You can’t really expect Mariners players to get it. Although the idea that GM Jerry Dipoto has to come down to the clubhouse to OK any decision he wants to make isn’t how things work in any company. The fans are probably in between, because they went into this season pretty much only looking forward to what they would get for Kyle Seager or Mitch Haniger, and hopefully the debut of Jarred Kelenic and the continued development of Kyle Lewis (neither of those things have gone particularly well this year either for varying reasons). Suddenly, they have a team that finds itself in the wild-card chase. Except it might not be any good still, though the ride here certainly has been fun.
So let’s get on the ground. The M’s traded their closer, Kendall Graveman and a sixth infielder to the Astros for a reliever in Joe Smith who’s just about as anonymous as his name, and young infielder Abraham Toro. The surface optics look bad when you’re not only dumping your closer, but to the team in first place in your division who, in theory, you’re trying to chase down.
Except the Mariners aren’t going to chase down the Astros. They’re not making up seven games, and Dipoto almost certainly knows that. The M’s had to go 13-7 so far in July just to get to this point. They were one game under .500 in the season’s first three months. That’s a much better indication of who they are. Meanwhile, the A’s have gone 8-11 in July to drop into catchable range for the M’s. Would any reasonable person expect these trends to continue?

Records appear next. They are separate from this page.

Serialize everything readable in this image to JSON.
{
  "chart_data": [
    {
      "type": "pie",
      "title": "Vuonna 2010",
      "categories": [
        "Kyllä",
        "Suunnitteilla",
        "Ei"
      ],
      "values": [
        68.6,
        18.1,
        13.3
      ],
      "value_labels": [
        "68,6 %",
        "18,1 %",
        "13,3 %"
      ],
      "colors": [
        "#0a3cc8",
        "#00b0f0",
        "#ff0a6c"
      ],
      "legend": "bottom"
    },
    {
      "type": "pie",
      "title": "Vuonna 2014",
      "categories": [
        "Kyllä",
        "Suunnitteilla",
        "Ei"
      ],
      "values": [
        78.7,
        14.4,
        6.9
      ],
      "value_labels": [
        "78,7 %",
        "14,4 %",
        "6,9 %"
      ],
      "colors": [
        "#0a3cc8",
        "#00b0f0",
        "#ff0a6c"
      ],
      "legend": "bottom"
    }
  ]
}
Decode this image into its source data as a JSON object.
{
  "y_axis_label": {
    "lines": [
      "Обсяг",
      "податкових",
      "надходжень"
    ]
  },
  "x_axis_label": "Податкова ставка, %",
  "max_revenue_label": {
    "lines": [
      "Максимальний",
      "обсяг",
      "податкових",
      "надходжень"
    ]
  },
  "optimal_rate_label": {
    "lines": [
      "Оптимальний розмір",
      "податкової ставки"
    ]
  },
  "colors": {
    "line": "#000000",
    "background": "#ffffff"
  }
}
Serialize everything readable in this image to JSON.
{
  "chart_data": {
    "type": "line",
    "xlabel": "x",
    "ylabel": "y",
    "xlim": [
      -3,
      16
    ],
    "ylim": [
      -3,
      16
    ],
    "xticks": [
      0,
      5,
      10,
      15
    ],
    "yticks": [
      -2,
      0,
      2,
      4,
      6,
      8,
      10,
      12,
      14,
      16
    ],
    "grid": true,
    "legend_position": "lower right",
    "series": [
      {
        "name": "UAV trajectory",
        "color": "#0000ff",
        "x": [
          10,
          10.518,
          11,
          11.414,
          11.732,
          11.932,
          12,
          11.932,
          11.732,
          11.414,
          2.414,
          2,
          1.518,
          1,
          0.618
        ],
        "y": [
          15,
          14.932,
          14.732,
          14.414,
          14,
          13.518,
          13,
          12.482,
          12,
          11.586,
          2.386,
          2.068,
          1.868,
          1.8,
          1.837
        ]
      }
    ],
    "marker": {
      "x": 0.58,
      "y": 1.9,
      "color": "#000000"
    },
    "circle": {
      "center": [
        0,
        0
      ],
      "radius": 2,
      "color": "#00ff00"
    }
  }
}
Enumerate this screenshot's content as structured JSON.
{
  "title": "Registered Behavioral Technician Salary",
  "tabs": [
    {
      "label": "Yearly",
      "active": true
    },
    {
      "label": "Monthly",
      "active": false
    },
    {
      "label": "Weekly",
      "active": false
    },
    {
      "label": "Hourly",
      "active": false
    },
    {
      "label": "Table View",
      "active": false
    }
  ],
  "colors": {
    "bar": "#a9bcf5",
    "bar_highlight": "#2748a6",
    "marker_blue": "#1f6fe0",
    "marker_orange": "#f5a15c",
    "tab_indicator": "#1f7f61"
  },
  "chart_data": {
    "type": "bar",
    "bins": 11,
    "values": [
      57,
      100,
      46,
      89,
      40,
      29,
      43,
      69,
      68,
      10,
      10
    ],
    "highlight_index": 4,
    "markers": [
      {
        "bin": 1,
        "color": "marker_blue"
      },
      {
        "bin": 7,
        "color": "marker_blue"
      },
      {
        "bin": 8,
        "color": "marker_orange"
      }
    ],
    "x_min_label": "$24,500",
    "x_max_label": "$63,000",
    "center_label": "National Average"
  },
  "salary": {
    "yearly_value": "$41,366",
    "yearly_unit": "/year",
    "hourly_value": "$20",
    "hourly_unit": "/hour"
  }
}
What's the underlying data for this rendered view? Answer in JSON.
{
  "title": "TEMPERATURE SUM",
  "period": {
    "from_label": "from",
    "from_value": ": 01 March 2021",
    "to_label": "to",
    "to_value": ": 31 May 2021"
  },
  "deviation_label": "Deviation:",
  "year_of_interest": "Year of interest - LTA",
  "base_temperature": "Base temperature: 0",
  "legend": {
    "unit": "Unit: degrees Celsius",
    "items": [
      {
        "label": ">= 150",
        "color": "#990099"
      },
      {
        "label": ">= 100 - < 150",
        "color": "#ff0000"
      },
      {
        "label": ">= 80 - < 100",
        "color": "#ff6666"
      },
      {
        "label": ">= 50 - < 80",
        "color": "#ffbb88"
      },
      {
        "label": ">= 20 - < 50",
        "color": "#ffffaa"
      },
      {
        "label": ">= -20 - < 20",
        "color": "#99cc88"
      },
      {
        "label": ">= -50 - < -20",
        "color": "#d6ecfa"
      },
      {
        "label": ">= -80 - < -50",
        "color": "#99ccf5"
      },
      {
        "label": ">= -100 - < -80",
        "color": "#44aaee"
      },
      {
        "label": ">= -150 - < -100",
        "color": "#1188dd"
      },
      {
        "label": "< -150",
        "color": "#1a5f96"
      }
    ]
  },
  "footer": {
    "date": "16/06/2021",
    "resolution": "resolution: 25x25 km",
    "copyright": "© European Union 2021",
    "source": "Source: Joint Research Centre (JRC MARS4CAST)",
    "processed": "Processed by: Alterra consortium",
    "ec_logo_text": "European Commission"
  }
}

To boot, losing a reliever isn’t really that big of a blow to a team with 61 games left. Graveman is likely to make what, 20 more appearances? Maybe 25? The 20-25 innings he would throw would make up about 4 percent of the innings the M’s have left. If Seattle can have another guy throw 15 innings as effectively, it’s basically a wash on what they would have gotten from Gravemen. Sure, it could lose the second wild-card spot by a game, and point to some late-inning meltdown they had as that one they had to have. But there will be plenty of other moments to point to as well.
As silly as it sounds to the layperson, the average-as-can-be starter Tyler Anderson that the M’s then picked up late last night from the Pirates is going to be twice as valuable as Graveman. He’ll make 10 or so starts, and throw twice as many innings. Unless he completely melts down. Maybe Graveman will, as well, in Houston, though. Who knows? That’s the thing with middling pitchers, which both of these guys are. You can get anything.
The question is whether Toro will be good enough in the coming years to justify the current Mariners roster burning effigies of Dipoto in the clubhouse. He might? His 2019 was very good, and then he didn’t have a minor league team to go to last year, so he was with the Astros probably a tad early, and it had an effect. Maybe this is all he’ll be in the majors. Maybe a chance to reset gets him back to 2019 form. How much better can you do for a guy like Graveman who had just been “a guy” before this season?
Whether the M’s miss or make the playoffs will depend on more than the 20 innings they would have gotten from Graveman. And Toro has something of a chance to be part of a consistent contender for years, which is the idea here and was the idea before the season that everyone in Seattle was on board with.
I’m sure there are M’s fans who want to tell me there’s something magical about this team. And there may be, because they really aren’t good. They’re 10th in runs in the AL. 8th in starters’ ERA. They just happened to hit remarkably well with runners in scoring position, which we know now is basically a coincidence, and have fashioned a bullpen out of a collection of guys who got kicked out of bar bands around town and didn’t have anything else to do or anywhere to go. None of this suggests “sustainable.”
It does feel cold-hearted and too analytical in a game that’s suffered too much from that. It removes any emotion, which is supposed to be part of the experience. It perhaps queers the relationship between players and front office in a way that could be a problem down the road. It feels too spreadsheet, and not enough human. But that’s what a GM’s job is, especially for a rebuilding team like Seattle. And if the Mariners flatten out the last two months, the players will have just as much responsibility for it.
My senior year of high school, I had what my baseball coach called the worst practice in the history of our school. I maintain it wasn’t totally my fault, as it was the first practice after spring break and I hadn’t slept or been close to sober in at least four days (strangely I didn’t go anywhere, but I didn’t need sunlight and beaches to destroy myself). No throw I made came within five yards of any of my intended targets. Even the freshman, backup shortstop was making fun of me, so I had to beat him with my glove before walking out of practice and saving everyone the trouble.
Basically, every throw I made looked like this from Cody Bellinger last night which gifted the Giants a 2-1 win:
It can happen to anyone. It binds us all, from the functional alcoholic on his couch writing this to a former MVP. That should be part of James Earl Jones’ speech in Field of Dreams.